I realized I could solve this if I could “skip” DP for some layers, but I could not split one optimizer into two and wrap only one around DPOptimizer because this would turn the training loop into a multi-optimizer one and I’ve struggled integrating Opacus with Pytorch Lightning for multi-optimizer LightningModules. So here’s what I did:

__all__ = ["DPOptimizer"]

import typing as ty
from opacus.optimizers import DPOptimizer as OpacusDPOptimizer
import torch

# from opacus.optimizers.optimizer import _check_processed_flag, _mark_as_processed
# from opt_einsum.contract import contract


def params(
    optimizer: torch.optim.Optimizer,
    accepted_names: ty.List[str] = None,
) -> ty.List[torch.nn.Parameter]:
    """
    Return all parameters controlled by the optimizer
    Args:
        optimizer (torch.optim.Optimizer):
            Current optimizer.
    Returns:
        (ty.List[torch.nn.Parameter]): Flat list of parameters from all `param_groups`
    """
    if accepted_names is not None:
        accepted_names = [name.lower() for name in accepted_names]
    ret = []
    for param_group in optimizer.param_groups:
        if accepted_names is not None and "name" in param_group.keys():
            if param_group["name"].lower() in accepted_names:
                ret += [p for p in param_group["params"] if p.requires_grad]
        else:
            ret += [p for p in param_group["params"] if p.requires_grad]
    return ret


class DPOptimizer(OpacusDPOptimizer):
    """Brainiac-2's DP-Optimizer"""

    def __init__(
        self,
        *args: ty.Any,
        param_group_names: ty.List[str] = None,
        **kwargs: ty.Any,
    ) -> None:
        """Constructor."""
        self.param_group_names = param_group_names
        super().__init__(*args, **kwargs)

    @property
    def params(self) -> ty.List[torch.nn.Parameter]:
        """
        Returns a flat list of ``nn.Parameter`` managed by the optimizer
        """
        return params(self, self.param_group_names)

    def clip_and_accumulate(self) -> ty.Any:
        """Performs gradient clipping. Stores clipped and aggregated gradients into `p.summed_grad`."""
        return super().clip_and_accumulate()

Now I’m wondering, am I breaking anything? Of course, the same code that was raising the RuntimeError is now not raising any exception, but I’m still skeptical. Will the accountant still work properly? Is this a good solution?

Thanks!

Hi @Gianmarco_Aversano
I don’t have enough context about your system to say whether these changes affect the validity of the privacy guarantee, but I’ll try to provide high-level overview of what could go wrong.

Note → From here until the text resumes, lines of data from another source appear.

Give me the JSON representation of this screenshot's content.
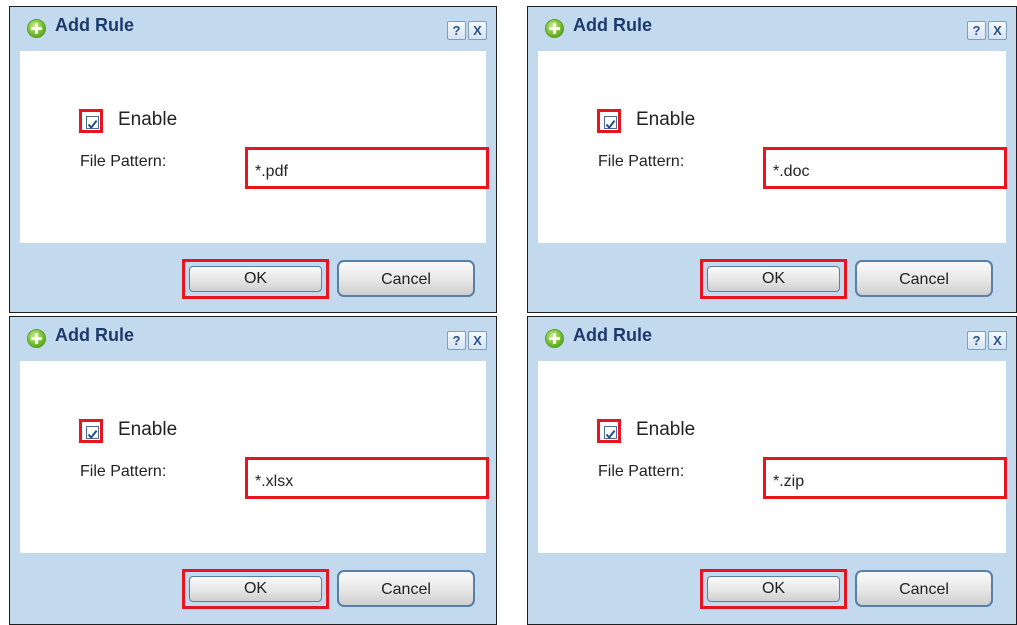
{
  "dialogs": [
    {
      "title": "Add Rule",
      "help_label": "?",
      "close_label": "X",
      "enable_label": "Enable",
      "enable_checked": true,
      "file_pattern_label": "File Pattern:",
      "file_pattern_value": "*.pdf",
      "ok_label": "OK",
      "cancel_label": "Cancel"
    },
    {
      "title": "Add Rule",
      "help_label": "?",
      "close_label": "X",
      "enable_label": "Enable",
      "enable_checked": true,
      "file_pattern_label": "File Pattern:",
      "file_pattern_value": "*.doc",
      "ok_label": "OK",
      "cancel_label": "Cancel"
    },
    {
      "title": "Add Rule",
      "help_label": "?",
      "close_label": "X",
      "enable_label": "Enable",
      "enable_checked": true,
      "file_pattern_label": "File Pattern:",
      "file_pattern_value": "*.xlsx",
      "ok_label": "OK",
      "cancel_label": "Cancel"
    },
    {
      "title": "Add Rule",
      "help_label": "?",
      "close_label": "X",
      "enable_label": "Enable",
      "enable_checked": true,
      "file_pattern_label": "File Pattern:",
      "file_pattern_value": "*.zip",
      "ok_label": "OK",
      "cancel_label": "Cancel"
    }
  ],
  "colors": {
    "highlight": "#e8141e",
    "dialog_background": "#c3d9ee",
    "title_text": "#1c3a6c",
    "add_icon": "#74bd33"
  }
}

First thing that immediately jumps out to me is the shape mismatch exception you’ve had in the first place. Errors at this stage might indicate fundamental issues which invalidate DP guarantees for the entire model.
One important requirement the model must satisfy to be viable for DP-SGD is that throughout all layers batch dimension should always remain first (or second if batch_first=False). That is, for every submodule, the input tensor should always be of shape [N, *], where N is the same as the input batch size and also the same for all layers. We need that to properly compute per sample gradients, i.e. the impact each individual sample from the dataset has on the trained model.
The error you’ve been getting (stack expects each tensor to be equal size) might indicate that somewhere within your forward() method batch dimension is not preserved.

Additionally, you need to understand the implications of “skipping” DP for certain layers. Having noise only for a subset of model parameters does not give you any guarantees about the model as a whole. It only really works if you freeze certain layers, in which case you don’t need to add noise but also you don’t update these parameters at all (see this tutorial for more details). Note, that if you do this, you don’t really need two optimizers.

Hello, thanks for replying!

For more context, the model I need to make DP compliant is GRAN, which also sports GRUCell layers…

This was also encountered by other users but I am failing to find that discussion at the moment.

If you know the model GRAN, do you know how one would apply DP to it? If not, what are the limitations of using Opacus? For example, is using GRUCell and/or a number of backward passes that is higher/lower than the number of forward passes a limitation for Opacus?

Please note that I’ve also already tried to replace all the GRUCell layers with private counterparts from Opacus (from opacus.layers.dp_rnn import DPGRUCell).

Unfortunately I’m not familiar with the specifics of GRAN. AFAIK we do support GRUCells, and in general recurrent networks are supported, and by itself should not cause shape errors you’ve been describing in your post.

Ok, for even more context:

  • I am trying to use Opacus on a graph dataset using PyTorch Geometric. Here, you do not really have batches which are Tensor objects with size (B,*)… But batches are torch_geometric.data.Data objects (or Batch/DataBatch, do not remember exactly). Can this be the problem? But if it is, then why does it work when I apply DP only to some layers?
  • With GANs, as shown in the link, we apply DP only to the discriminator. With GRAN (the model I need to make DP compliant), I was hoping to achieve the same thing.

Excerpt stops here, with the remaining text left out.